その最初期の作品はヴァーレーズの「イオニザシオン」。サイレンまで登場するスパイスが効いた作品だ。
さて、ここで作曲家のクセナキスを紹介したい。そもそも戦後音楽の主流は12音音楽の継承だった。12音音楽とは普通のメロディーの法則に変わり、12音を規則的に組み合わせして音楽を作ること。これをシュトックハウゼンやブーレーズがトータルセリーという音の長さや音の強弱らも規則性を生み出すところまで発展させる。ところでクセナキスは音の規則性としてなんと数学やアルゴリズムを使うことを思いついた。その結果独特の音響とリズムを生み出すことに成功した。
このルボンは打楽器ソロとして非常に有名な作品だが、超絶技巧曲としても知られる。
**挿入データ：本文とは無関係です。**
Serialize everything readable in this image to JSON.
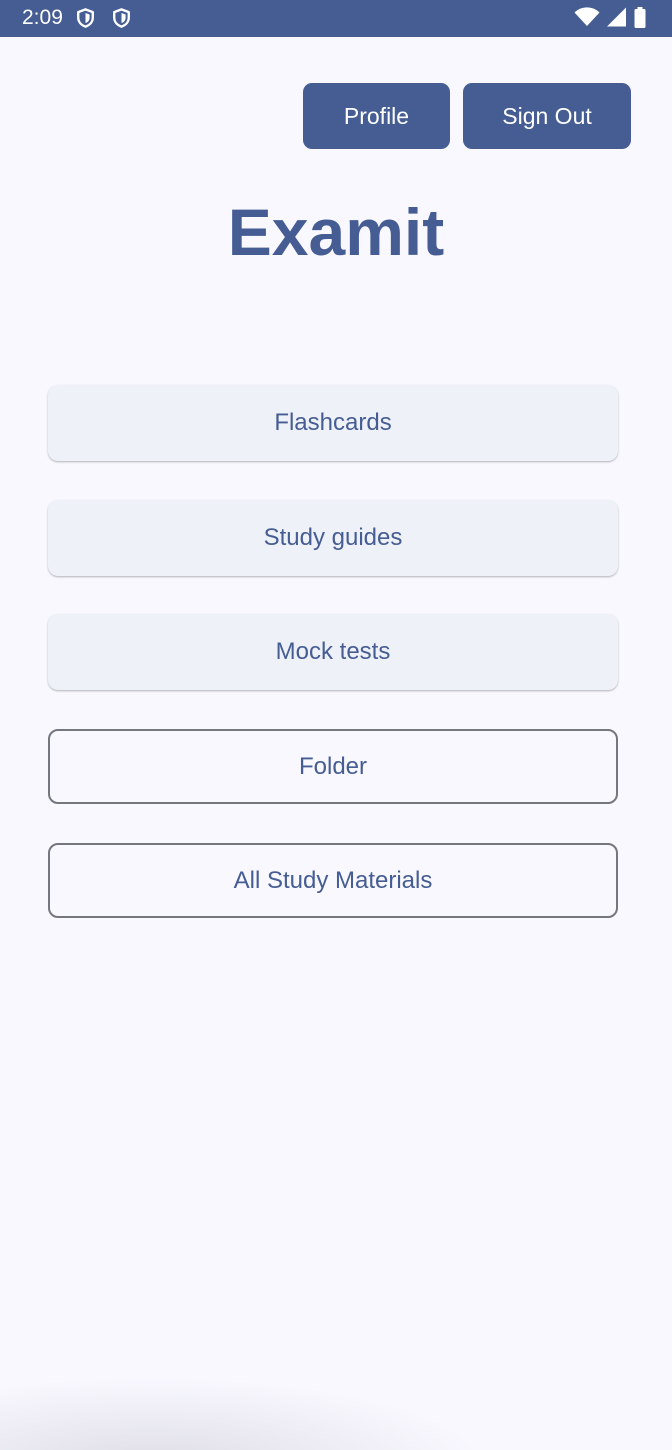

あまりに難しすぎて、私が目にした演奏では演奏中に撥が吹っ飛んでしまった。ぜひ曲の躍動感を楽しんで欲しい。このクセナキス、演奏家のことをあまりに気にせずに作曲しているので「演奏不可能」「演奏不可能な近い」部分があることが多い。演奏家がどう曲にチャレンジしているかを見るのもとても興味深いところである。
ルボンに興味が持てば、シュトックハウゼン「ツィクルス」をお勧めしたい。
この曲も演奏の超難易度が高い作品。シュトックハウゼンが極めたトータルセリーの要素に偶然性というパラメーターも含まれている。楽譜が実はリング状になっていて右周りから演奏しても、左回りから演奏しても、「どこから」演奏してもよい!ことになっている。更に演奏スピードも演奏者に任せられている。もし可能なら楽譜を見ながらCDを楽しんで欲しい。
□バーバー:バイオリン協奏曲
バーバーといえば「弦楽のためのアダージョ」があまりにも有名。よく訃報や葬式の時に流れる重厚で荘厳な音楽ですよね。でも「ピアノソナタ」のようなとても現代音楽的な作品もある。バーバーでぜひ聞いてもらいたいのがこのバイオリン協奏曲。特に第3楽章はバイオリンソロが急速に細かいメロディを演奏し(いわゆる無窮動)、とても緊迫した時間を奏でていく。最近演奏回数が増えているので、クラシックファンでも是非チェックして欲しい。
如何だったでしょうか?ややクールな作品が多かったのですが、聞いてみると興奮する作品が多いはず。一度は聞いてみて欲しいものです。ちょっと技巧的な作 品が多かったかな?カッコいい曲としてはメシアンの「黒つぐみ」、「聖霊降臨祭のミサ]から「閉祭」、デュティユー「ソナチネ(フルートのための)」、 ブーレーズの「2重の影の対話」、武満徹「夢窓」なども面白い。
第3弾は「インパクト」のある作品です。いろいろな意味でネタになる作品教えます!期待して下さいね。